Participants were asked if any other open source hydrological modelling platform, such as PCRaster, could be recommended. This question was answered by two participants, one of whom commented, “I know of several but none that I would highly recommend as each has benefits/drawbacks”. The following alternatives to PCRASTER were recommended:

• EPA SWMM-5 (Storm Water Management Model): source code is used by many of the major software brands, including MIKE-11 and ICM. It's flexible and allows the option of using a variety of tabular inputs for hydrologic and hydraulic parameters. Nevertheless, SWMM is specifically designed for storm water management in urban setting and may not meet the hydrological modelling needs identified in this survey.
• Visual AEM: a graphical user interface for single- and multi-layer analytic element modelling of (mostly) steady-state groundwater flow and numerical/analytical modelling of vertically-averaged contaminant transport. Therefore, AEM may not be suitable for the needs identified here, which are mainly focused in the unsaturated zone and the computation of lateral flow.

Since no other suitable alternative to PCRASTER was suggested, we propose building a flexible hydrological model platform based on PCRaster. The PCRaster software has the following advantages:

• Makes best usage of S-map data, which provides spatial physical soil hydrological parameters
• Has a collection of software targeted at the development and deployment of spatio-temporal environmental models
• Enables fast coding, is easy to read, maintain, modify (plug-and-play) and re-use by non-experts
• Hosts  a wide range of visualisation tools
• Executes fast by making use of parallel computing clusters
• Has a flexible model structure
• Has a number of global optimisation and sensitivity analysis tools
• Is open source software
• Is pixel-based for the input of the soil parameterization
• Is suitable for small catchment scale.

It is encouraging that 40% of survey participants indicated their willingness to be involved in a collaborative development of a new hydrological modelling platform.

Conclusions

The survey was completed by a range of researchers and consultants, half of whom are active modellers, while the others are users of established models. This demonstrates the importance of the proposed hydrological model platform being made accessible to users with a limited knowledge of programming.
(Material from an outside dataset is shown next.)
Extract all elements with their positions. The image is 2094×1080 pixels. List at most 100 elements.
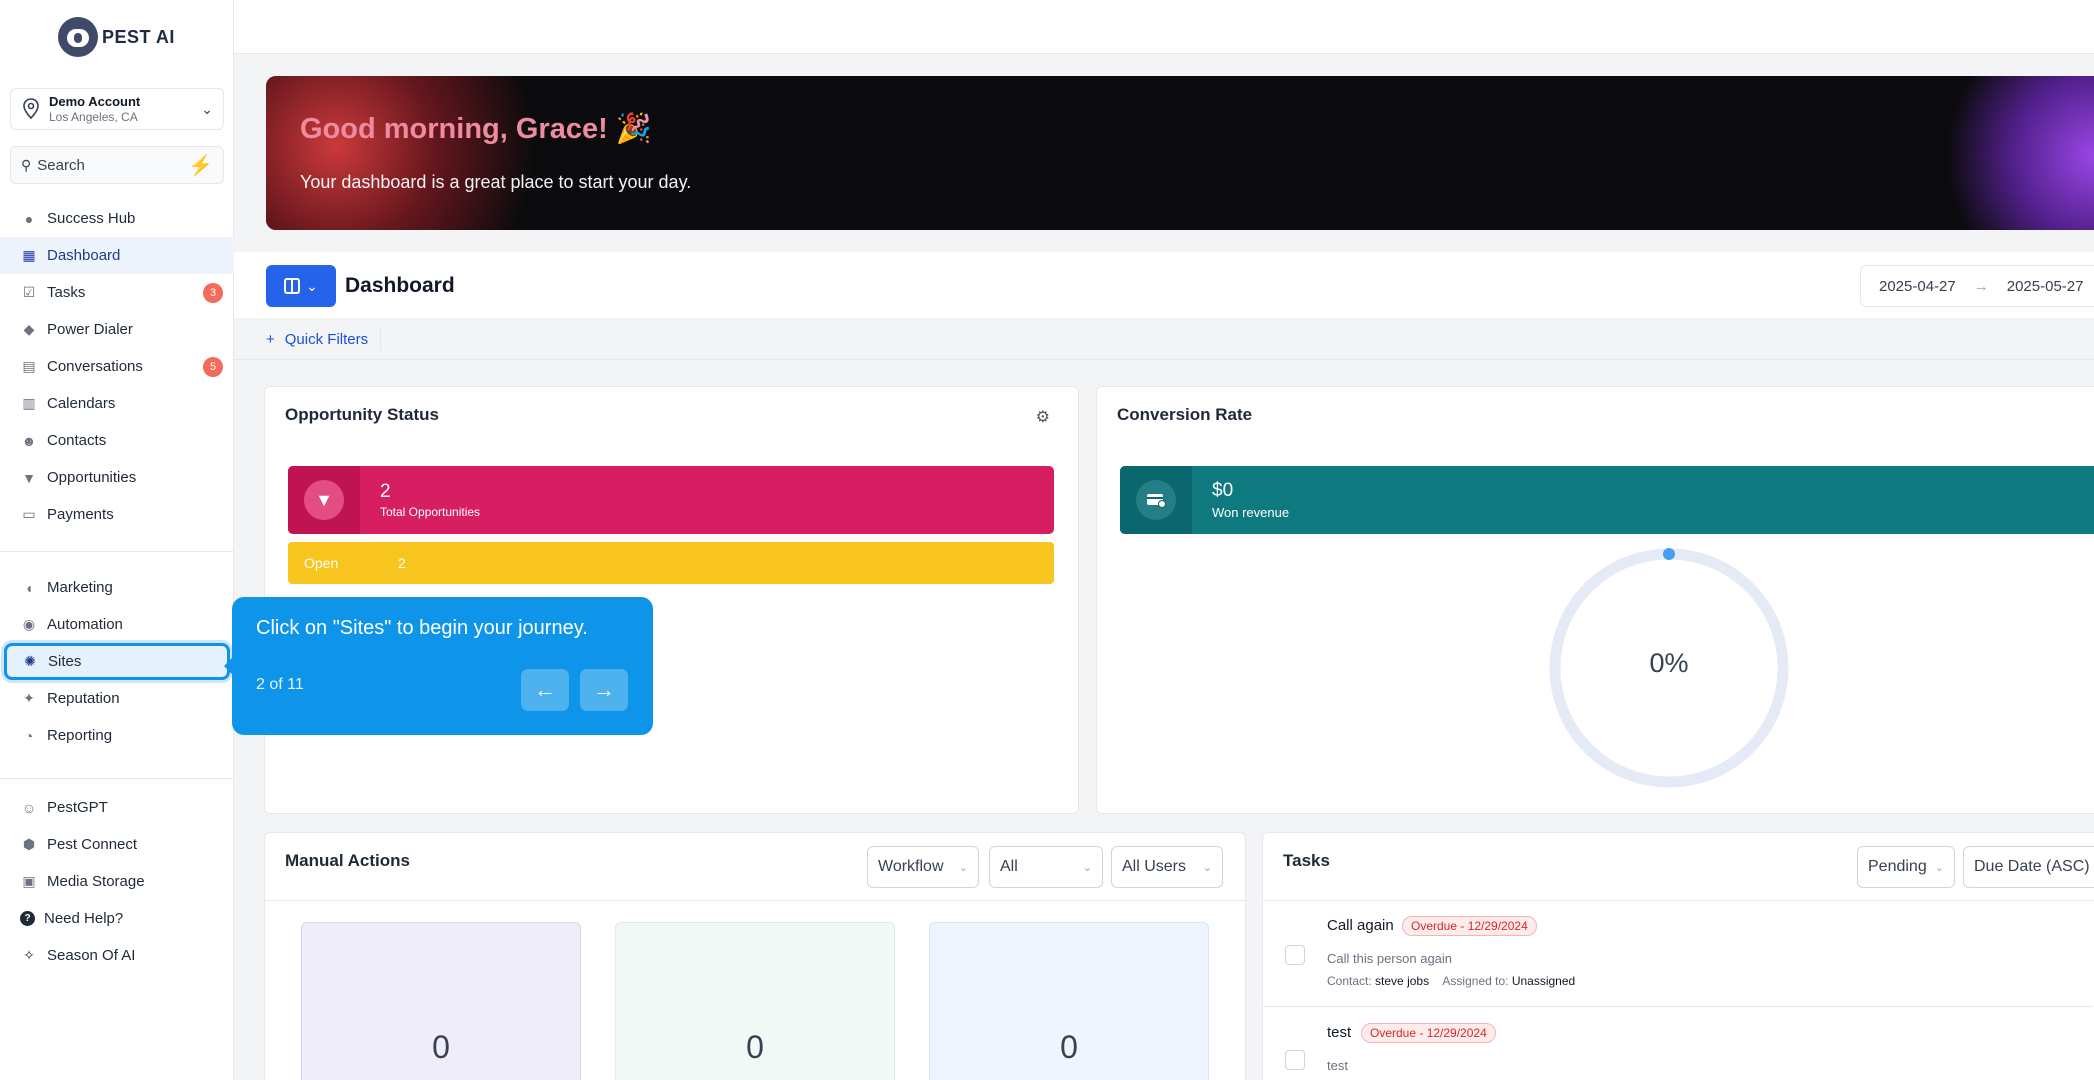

There is a current interest in modelling river dynamics, saturated flow and plant growth. The outputs that rely on hydrological data are nitrogen and phosphorous dynamics, phosphate dynamics, plant growth and sediment transport. There was less interest in bypass flow, macroporosity and aeration, which nevertheless are important parameters in nitrate leaching.

The main focus is at catchment scale, on terrain <15°, and having a daily time step. The most commonly used models are one-dimensional. Nevertheless, a great number of users believe that the accuracy of their model output could be improved if they had available more accurate spatial time series hydrological data at the scale of interest where one can plug-and-play their module of interest. A means of improving their models would be to model and incorporate lateral flow.
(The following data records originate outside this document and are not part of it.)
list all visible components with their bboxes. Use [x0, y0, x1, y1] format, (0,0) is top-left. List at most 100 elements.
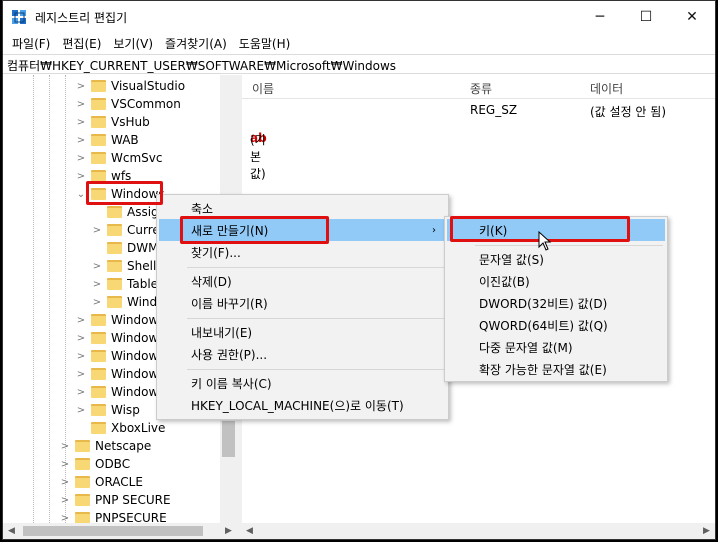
value-type: REG_SZ: [470, 103, 518, 117]
chevron-right-icon[interactable]: >: [75, 99, 87, 110]
tree-item[interactable]: > Curre: [91, 221, 160, 239]
tree-scroll-thumb[interactable]: [222, 421, 235, 457]
tree-item[interactable]: > Windows: [75, 347, 165, 365]
folder-icon: [91, 368, 106, 380]
tree-item[interactable]: > ODBC: [59, 455, 130, 473]
chevron-right-icon[interactable]: >: [59, 477, 71, 488]
tree-item[interactable]: > Windows: [75, 311, 165, 329]
submenu-item-dword-value[interactable]: DWORD(32비트) 값(D): [447, 292, 665, 314]
chevron-down-icon[interactable]: ⌄: [75, 189, 87, 200]
menu-item-collapse[interactable]: 축소: [159, 197, 446, 219]
chevron-right-icon[interactable]: >: [75, 315, 87, 326]
chevron-right-icon[interactable]: >: [59, 495, 71, 506]
chevron-right-icon[interactable]: >: [91, 261, 103, 272]
tree-item[interactable]: > ORACLE: [59, 473, 143, 491]
close-icon: ✕: [686, 9, 698, 25]
submenu-item-string-value[interactable]: 문자열 값(S): [447, 248, 665, 270]
folder-icon: [91, 170, 106, 182]
submenu-item-binary-value[interactable]: 이진값(B): [447, 270, 665, 292]
folder-icon: [91, 386, 106, 398]
chevron-right-icon[interactable]: >: [75, 369, 87, 380]
tree-item[interactable]: > VsHub: [75, 113, 150, 131]
column-header-data[interactable]: 데이터: [590, 80, 623, 97]
tree-item[interactable]: > Windows: [75, 383, 165, 401]
scroll-left-icon[interactable]: ◀: [8, 526, 15, 536]
tree-item[interactable]: Assign: [91, 203, 166, 221]
chevron-right-icon[interactable]: >: [75, 333, 87, 344]
chevron-right-icon[interactable]: >: [91, 279, 103, 290]
tree-item[interactable]: > PNPSECURE: [59, 509, 167, 523]
tree-item[interactable]: DWM: [91, 239, 158, 257]
submenu-item-expandable-string-value[interactable]: 확장 가능한 문자열 값(E): [447, 358, 665, 380]
value-data: (값 설정 안 됨): [590, 105, 667, 119]
chevron-right-icon[interactable]: >: [75, 351, 87, 362]
tree-hscroll-thumb[interactable]: [23, 526, 203, 536]
chevron-right-icon[interactable]: >: [75, 153, 87, 164]
submenu-item-qword-value[interactable]: QWORD(64비트) 값(Q): [447, 314, 665, 336]
menu-item-goto-hklm[interactable]: HKEY_LOCAL_MACHINE(으)로 이동(T): [159, 394, 446, 416]
tree-item[interactable]: > VSCommon: [75, 95, 181, 113]
tree-item[interactable]: > WcmSvc: [75, 149, 163, 167]
tree-item[interactable]: > Tablet: [91, 275, 163, 293]
menu-item-label: 새로 만들기(N): [191, 223, 269, 238]
chevron-right-icon[interactable]: >: [75, 117, 87, 128]
submenu-item-multi-string-value[interactable]: 다중 문자열 값(M): [447, 336, 665, 358]
tree-item[interactable]: > wfs: [75, 167, 132, 185]
menu-item-permissions[interactable]: 사용 권한(P)...: [159, 343, 446, 365]
tree-item[interactable]: > Wisp: [75, 401, 140, 419]
tree-item[interactable]: > PNP SECURE: [59, 491, 171, 509]
chevron-right-icon[interactable]: >: [59, 513, 71, 524]
tree-item[interactable]: > Shell: [91, 257, 156, 275]
chevron-right-icon[interactable]: >: [59, 441, 71, 452]
menu-item-export[interactable]: 내보내기(E): [159, 321, 446, 343]
menu-view[interactable]: 보기(V): [107, 33, 159, 53]
menu-item-copy-key-name[interactable]: 키 이름 복사(C): [159, 372, 446, 394]
list-horizontal-scrollbar[interactable]: [242, 523, 715, 539]
menu-item-label: 사용 권한(P)...: [191, 347, 268, 362]
close-button[interactable]: ✕: [669, 1, 715, 33]
menu-item-label: 문자열 값(S): [479, 252, 544, 267]
folder-icon: [91, 332, 106, 344]
list-header: 이름 종류 데이터: [242, 75, 715, 99]
tree-item-windows-selected[interactable]: ⌄ Windows: [75, 185, 165, 203]
chevron-right-icon[interactable]: >: [75, 387, 87, 398]
tree-item[interactable]: > Windo: [91, 293, 165, 311]
menu-help[interactable]: 도움말(H): [233, 33, 297, 53]
tree-item[interactable]: > Windows: [75, 365, 165, 383]
submenu-item-key[interactable]: 키(K): [447, 219, 665, 241]
scroll-left-icon[interactable]: ◀: [246, 526, 253, 536]
menu-item-rename[interactable]: 이름 바꾸기(R): [159, 292, 446, 314]
tree-item[interactable]: > VisualStudio: [75, 77, 185, 95]
menu-item-delete[interactable]: 삭제(D): [159, 270, 446, 292]
menu-file[interactable]: 파일(F): [6, 33, 56, 53]
menu-item-find[interactable]: 찾기(F)...: [159, 241, 446, 263]
chevron-right-icon[interactable]: >: [91, 225, 103, 236]
tree-item-label: Shell: [127, 259, 157, 273]
chevron-right-icon[interactable]: >: [59, 459, 71, 470]
menu-item-new[interactable]: 새로 만들기(N) ›: [159, 219, 446, 241]
column-header-name[interactable]: 이름: [252, 80, 274, 97]
tree-item[interactable]: > Netscape: [59, 437, 151, 455]
chevron-right-icon[interactable]: >: [91, 297, 103, 308]
menu-item-label: 축소: [191, 201, 214, 216]
menu-edit[interactable]: 편집(E): [56, 33, 107, 53]
chevron-right-icon[interactable]: >: [75, 135, 87, 146]
menu-bar: 파일(F) 편집(E) 보기(V) 즐겨찾기(A) 도움말(H): [3, 33, 715, 53]
minimize-button[interactable]: ─: [577, 1, 623, 33]
column-header-type[interactable]: 종류: [470, 80, 492, 97]
chevron-right-icon[interactable]: >: [75, 171, 87, 182]
scroll-right-icon[interactable]: ▶: [225, 526, 232, 536]
tree-item-label: XboxLive: [111, 421, 166, 435]
menu-item-label: QWORD(64비트) 값(Q): [479, 318, 608, 333]
tree-item-label: ORACLE: [95, 475, 143, 489]
chevron-right-icon[interactable]: >: [75, 81, 87, 92]
chevron-right-icon[interactable]: >: [75, 405, 87, 416]
tree-item[interactable]: XboxLive: [75, 419, 165, 437]
context-menu: 축소 새로 만들기(N) › 찾기(F)... 삭제(D) 이름 바꾸기(R) 내…: [156, 194, 449, 420]
tree-item[interactable]: > Windows: [75, 329, 165, 347]
tree-item[interactable]: > WAB: [75, 131, 139, 149]
scroll-right-icon[interactable]: ▶: [703, 526, 710, 536]
menu-favorites[interactable]: 즐겨찾기(A): [159, 33, 233, 53]
address-bar[interactable]: 컴퓨터₩HKEY_CURRENT_USER₩SOFTWARE₩Microsoft…: [3, 54, 715, 74]
maximize-button[interactable]: ☐: [623, 1, 669, 33]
S-map and the Fundamental Soil Layers are the most widely used soil databases. Nevertheless, these databases are used by only 60% of participants, and 18% of users do not incorporate any soil information into their hydrological models. The most important derived hydraulic parameters from the soil databases were field capacity and saturated hydraulic conductivity, of which the latter is the most variable. Users showed less interest in macroporosity, which is an important parameter to accurately compute drainage and nitrate leaching, especially in stony soils. A significant number of participants would be interested in obtaining effective soil parameters that can be derived at their scale of interest in POLYGON or RASTER format.

A majority of participants are interested in having a powerful calibration tool, such as PEST, and there is an interest in future use of the Bayesian tool box.

Forty percent of the participants responded that they would like to contribute to the development of a ‘new’ hydrological platform. More research needs to be performed to determine the suitability of PCRASTER as a suitable platform for such a development.